Um die Kuh vom Eis zu kriegen, beriefen die japanischen Motorradwerke eilig eine Krisensitzung ein, noch bevor Kawasaki seinen Ausstieg offiziell bekannt gegeben hatte. Auch Dorna-Boss Carmelo Ezpeleta eilte zu diesem Meeting in Japan, dem einen Tag später noch eine Unterredung zwischen Ezpeleta und den Kawasaki-Bossen folgte. Ergebnis bislang: keines. Eigentlich müsste Kawasaki eine Konventionalstrafe an die Dorna bezahlen, weil sich das Werk ursprünglich verpflichtet hat, die MotoGP-WM mindestens bis 2011 mit Motorrädern zu beschicken. Sollte sich Kawasaki jedoch dazu bereit erklären, die mit einem Aufwand von bislang sechs Millionen US-Dollar für 2009 entwickelten Rennmaschinen für ein Jahr an ein Privatteam herauszurücken, das dann den laufenden Rennbetrieb bezahlen müsste, könnte dessen Kasse mit der Strafgebühr für den vorzeitigen Ausstieg gefüllt werden.
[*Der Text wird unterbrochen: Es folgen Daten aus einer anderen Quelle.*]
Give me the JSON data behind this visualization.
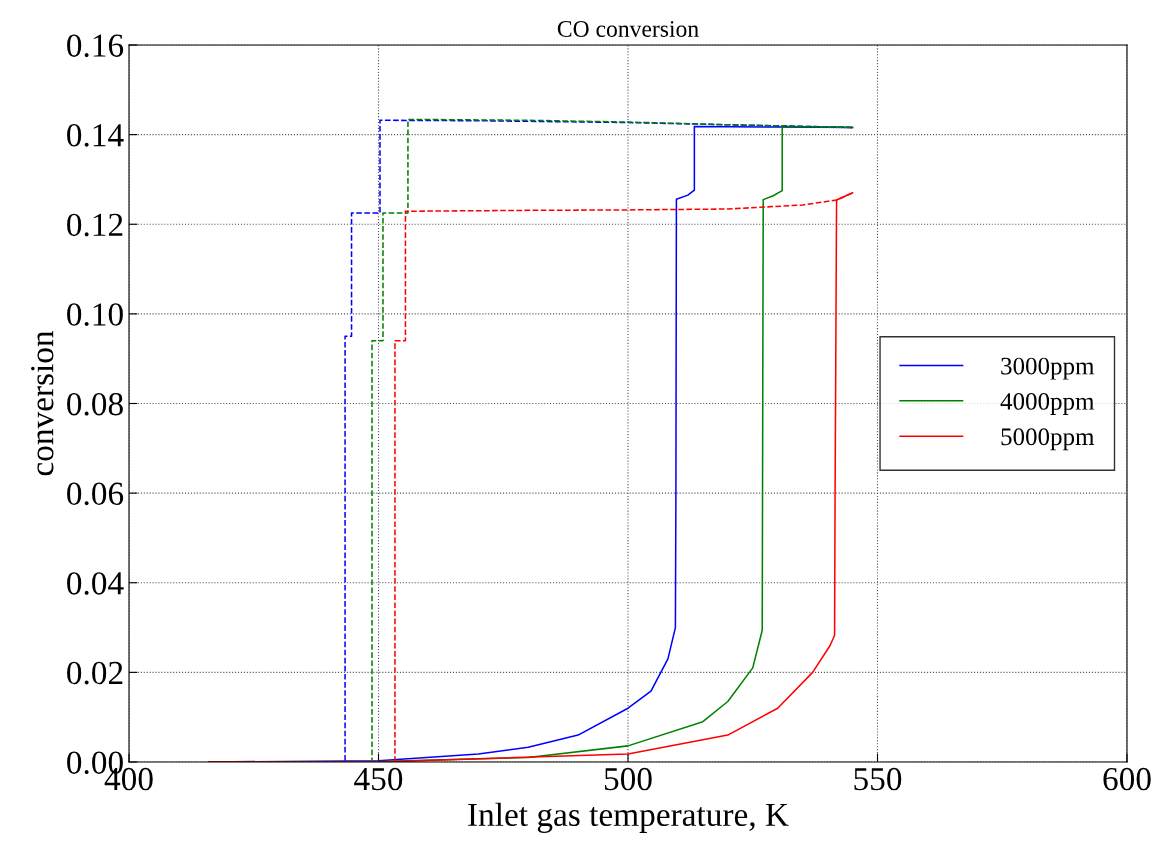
{
  "chart_data": {
    "type": "line",
    "title": "CO conversion",
    "xlabel": "Inlet gas temperature, K",
    "ylabel": "conversion",
    "xlim": [
      400,
      600
    ],
    "xticks": [
      400,
      450,
      500,
      550,
      600
    ],
    "ylim": [
      0,
      0.16
    ],
    "yticks": [
      {
        "value": 0,
        "label": "0.00"
      },
      {
        "value": 0.02,
        "label": "0.02"
      },
      {
        "value": 0.04,
        "label": "0.04"
      },
      {
        "value": 0.06,
        "label": "0.06"
      },
      {
        "value": 0.08,
        "label": "0.08"
      },
      {
        "value": 0.1,
        "label": "0.10"
      },
      {
        "value": 0.12,
        "label": "0.12"
      },
      {
        "value": 0.14,
        "label": "0.14"
      },
      {
        "value": 0.16,
        "label": "0.16"
      }
    ],
    "grid": true,
    "legend": "right",
    "line_style": "solid",
    "series": [
      {
        "name": "3000ppm",
        "color": "#0000ff",
        "x": [
          416,
          450,
          470,
          480,
          490,
          500,
          504.6,
          508,
          509.5,
          509.6,
          509.7,
          512,
          513.3,
          513.3,
          530,
          545
        ],
        "values": [
          0,
          0.0003,
          0.0018,
          0.0033,
          0.006,
          0.012,
          0.0158,
          0.023,
          0.03,
          0.06,
          0.1256,
          0.1265,
          0.1276,
          0.1418,
          0.1417,
          0.1416
        ]
      },
      {
        "name": "4000ppm",
        "color": "#008000",
        "x": [
          416,
          450,
          480,
          500,
          515,
          520,
          525,
          526.9,
          527,
          527.1,
          529,
          530.9,
          530.9,
          545
        ],
        "values": [
          0,
          0.0001,
          0.001,
          0.0036,
          0.009,
          0.0135,
          0.021,
          0.0294,
          0.08,
          0.1255,
          0.1263,
          0.1275,
          0.1418,
          0.1416
        ]
      },
      {
        "name": "5000ppm",
        "color": "#ff0000",
        "x": [
          416,
          450,
          500,
          520,
          530,
          537,
          540.5,
          541.4,
          541.5,
          541.8,
          545
        ],
        "values": [
          0,
          0,
          0.0018,
          0.006,
          0.012,
          0.02,
          0.026,
          0.0283,
          0.06,
          0.1254,
          0.127
        ]
      },
      {
        "color": "#0000ff",
        "line_style": "dashed",
        "x": [
          416,
          443.3,
          443.3,
          444.6,
          444.6,
          450.3,
          450.3,
          470,
          500,
          520,
          545
        ],
        "values": [
          0,
          0,
          0.095,
          0.095,
          0.1225,
          0.1225,
          0.1432,
          0.1431,
          0.1427,
          0.1422,
          0.1416
        ]
      },
      {
        "color": "#008000",
        "line_style": "dashed",
        "x": [
          416,
          448.7,
          448.7,
          450.9,
          450.9,
          455.9,
          455.9,
          480,
          500,
          520,
          545
        ],
        "values": [
          0,
          0,
          0.094,
          0.094,
          0.1225,
          0.1225,
          0.1434,
          0.1432,
          0.1428,
          0.1422,
          0.1416
        ]
      },
      {
        "color": "#ff0000",
        "line_style": "dashed",
        "x": [
          416,
          453.3,
          453.3,
          455.4,
          455.4,
          480,
          500,
          520,
          535,
          541.8,
          545
        ],
        "values": [
          0,
          0,
          0.094,
          0.094,
          0.1229,
          0.1231,
          0.1232,
          0.1234,
          0.1243,
          0.1254,
          0.127
        ]
      }
    ]
  }
}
Aussichtsreichster Kandidat für die Übernahme der grünen Hinterlassenschaft war zuletzt Kawasaki-Teammanager Michael Bartholemy, nachdem der ebenfalls interessierte Spanier Jorge Martinez einen Drei-Jahres-Vertrag verlangte – keine Option für Kawasaki. Für Bartholemy spricht auch, dass nur er mit Marco Melandri und John Hopkins vermutlich beide für 2009 vorgesehenen Kawasaki-Piloten übernehmen würde, was dem Werk einigen Ärger ersparen dürfte.
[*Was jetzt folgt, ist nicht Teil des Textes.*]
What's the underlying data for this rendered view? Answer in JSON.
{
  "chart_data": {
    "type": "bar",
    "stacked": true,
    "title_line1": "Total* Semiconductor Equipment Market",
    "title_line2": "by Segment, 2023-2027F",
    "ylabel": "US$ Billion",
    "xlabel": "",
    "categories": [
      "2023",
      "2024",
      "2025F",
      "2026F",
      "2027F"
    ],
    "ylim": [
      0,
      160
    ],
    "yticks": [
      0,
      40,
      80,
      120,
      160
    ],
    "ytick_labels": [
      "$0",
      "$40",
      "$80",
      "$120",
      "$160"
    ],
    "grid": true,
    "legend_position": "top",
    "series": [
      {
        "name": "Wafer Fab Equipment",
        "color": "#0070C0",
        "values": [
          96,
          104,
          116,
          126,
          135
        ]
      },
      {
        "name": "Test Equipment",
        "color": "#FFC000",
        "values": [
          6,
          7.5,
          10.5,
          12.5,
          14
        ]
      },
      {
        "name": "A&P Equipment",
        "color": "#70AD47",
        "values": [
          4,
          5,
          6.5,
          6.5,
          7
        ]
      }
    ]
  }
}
Doch auch eine derartige Notoperation wäre nur eine kurzfristige Lösung. Seit Langem wird in der Szene kritisiert, dass FIM und Dorna es schon vor Jahren den Herstellern überlassen haben, das technische Reglement aufzustellen. Das Resultat dieser Politik sind die hyperteuren Hightech-MotoGP-Maschinen, die eigentlich nur noch von echten Werksteams beziehungsweise werksunterstützten Teams beherrscht werden. Für Privatteams, wie sie noch vor einigen Jahren die Starterfelder füllten, sind diese Motorräder unerschwinglich – ganz abgesehen davon, dass sie nicht zu kaufen sind, sondern gegen exorbitante Leasinggebühren verteilt werden. Sollte diese Entwicklung nicht gestoppt werden, fürchtet auch der venezolanische FIM-Präsident Vito Ippolito, schon 2010 „nur noch 14 Fahrer“ am MotoGP-Startplatz begrüßen zu können. Er fordert Veränderungen, die zu drastischen Kostensenkungen und käuflichen Motorrädern führen und so Privatteams wieder eine Chance geben.